Last year we presented a collection of quotes (here) from various folks working in pro audio, all of which have appeared on ProSoundWeb as well as Live Sound International magazine over its 25-plus years of existence.
It proved a popular feature, so popular in fact, that we decided to serve up another round of sage advice and observations collected from audio professionals along the way. Enjoy.
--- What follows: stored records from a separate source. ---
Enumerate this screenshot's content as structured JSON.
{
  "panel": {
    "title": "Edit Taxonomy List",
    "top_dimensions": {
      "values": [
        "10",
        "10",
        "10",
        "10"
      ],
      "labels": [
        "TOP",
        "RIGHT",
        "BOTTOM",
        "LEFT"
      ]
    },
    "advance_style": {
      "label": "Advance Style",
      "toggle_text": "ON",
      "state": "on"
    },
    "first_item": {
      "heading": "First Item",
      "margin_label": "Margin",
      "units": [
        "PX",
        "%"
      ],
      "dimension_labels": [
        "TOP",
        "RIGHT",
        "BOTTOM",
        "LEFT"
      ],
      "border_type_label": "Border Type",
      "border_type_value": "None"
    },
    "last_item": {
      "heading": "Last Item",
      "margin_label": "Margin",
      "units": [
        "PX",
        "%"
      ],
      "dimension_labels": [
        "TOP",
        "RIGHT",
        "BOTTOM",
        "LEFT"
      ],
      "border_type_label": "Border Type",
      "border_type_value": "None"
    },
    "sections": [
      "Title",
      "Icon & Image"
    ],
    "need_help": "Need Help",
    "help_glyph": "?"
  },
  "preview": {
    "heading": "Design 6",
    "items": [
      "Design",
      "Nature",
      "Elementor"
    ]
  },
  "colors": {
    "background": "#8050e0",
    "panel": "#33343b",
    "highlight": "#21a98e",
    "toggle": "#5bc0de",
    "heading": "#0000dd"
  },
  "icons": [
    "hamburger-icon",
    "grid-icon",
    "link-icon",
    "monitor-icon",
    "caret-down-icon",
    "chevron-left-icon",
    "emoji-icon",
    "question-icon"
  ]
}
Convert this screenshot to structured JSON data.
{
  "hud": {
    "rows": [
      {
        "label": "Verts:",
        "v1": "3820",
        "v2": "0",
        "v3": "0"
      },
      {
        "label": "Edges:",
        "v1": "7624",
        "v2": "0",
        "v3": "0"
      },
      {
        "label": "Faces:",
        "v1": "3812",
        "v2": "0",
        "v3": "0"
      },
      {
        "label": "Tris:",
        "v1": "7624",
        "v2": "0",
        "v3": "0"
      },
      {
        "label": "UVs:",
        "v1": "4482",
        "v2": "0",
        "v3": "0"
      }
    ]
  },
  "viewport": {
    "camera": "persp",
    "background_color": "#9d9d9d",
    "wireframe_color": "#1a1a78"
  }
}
“Anybody can provide equipment; it’s the way you implement that equipment and the attitude you have that makes for a successful event.” – TC Furlong, sound company owner
“It can all be accomplished as long as we don’t confine ourselves to the self-imposed limitations inherent in viewing one technique as ‘right’ and all others as ‘wrong’.” – James Cadwallader, independent engineer/tech
“One of my most important roles is to ensure that even if every instrument in the band is frozen solid, a block of ice, that there’s still ceremonial music.” – Karl Jackson, chief audio technician, United States Marine Band
“A front of house engineer is in the business of creating a memory. Impact, excitement and anticipation form the landscape of the journey you’re guiding the audience through.” – Dave Rat, FOH engineer & sound company owner
“What is the most important thing in the band to amplify? OK, put that up. What is the next most important thing? Now put that up. Continue in that mode until – and this is very important – things start sounding cluttered and unclear. Then back up, to the point when it was still clear, and stop right there.” – The Old Soundman
“I went back to mix Josh Groban in 2004, and what I’d forgotten about when I was in the office for all that time was that addiction you have for the drug of the audience. When they go nuts it’s not for you, but part of it is, and it’s a great feeling knowing you translated the music well.” – Bob Goldstein, FOH engineer & sound company owner
“My job was to get a balance and be invisible, to be a servant of the music and provide the technology to establish an emotional connection between the musicians and audience.” – Bryan Bell, FOH engineer
“When you turn up the kick in a large arena with a massive PA, it’s something you never forget. Once you’ve mixed, you always want to mix.” – Dave Natale, FOH engineer
“Essentially, I throw things into the mix, eliminate what doesn’t work and continue to develop what does.” – Christopher Shutt, theatre sound designer
“The monitor engineer is every bit as important as the house engineer to most bands. The mix we hear is an inspiration. If it isn’t right, it’s counterproductive.” – Alan Parsons, artist, engineer, producer
“I’ve done everything from schlepping gear, to setting it up, to designing it, to mixing on it. I like it all. It’s a good day’s work.” – Phil Scobee, engineer/tech now with Harman
“Whatever sounds good on a particular instrument on a particular day, we move forward with that.” – George Cowan, FOH engineer
“This business is not for the squeamish. You can get squashed like a bug, but if you can survive it, you can make a comfortable living, you can work half the year. You’ve just got to pay attention and stay out of jail.” – Jim “Redford” Sanders, FOH engineer
“That’s how we all learned in those days – on the road. We were definitely making it up as we went along.” – Mike Scarfe, sound company owner
“What I do is to try the best I can to solve the problem at hand; however that happens, I really don’t give it that much thought.” – Tom Danley, loudspeaker designer
“If something happens on stage and you’re working for the president of the United States, you want to walk calmly, with authority, and go up and fix it. You don’t want to run, because the Secret Service will shoot you in the ass.” – Mike Bourne, sound company owner.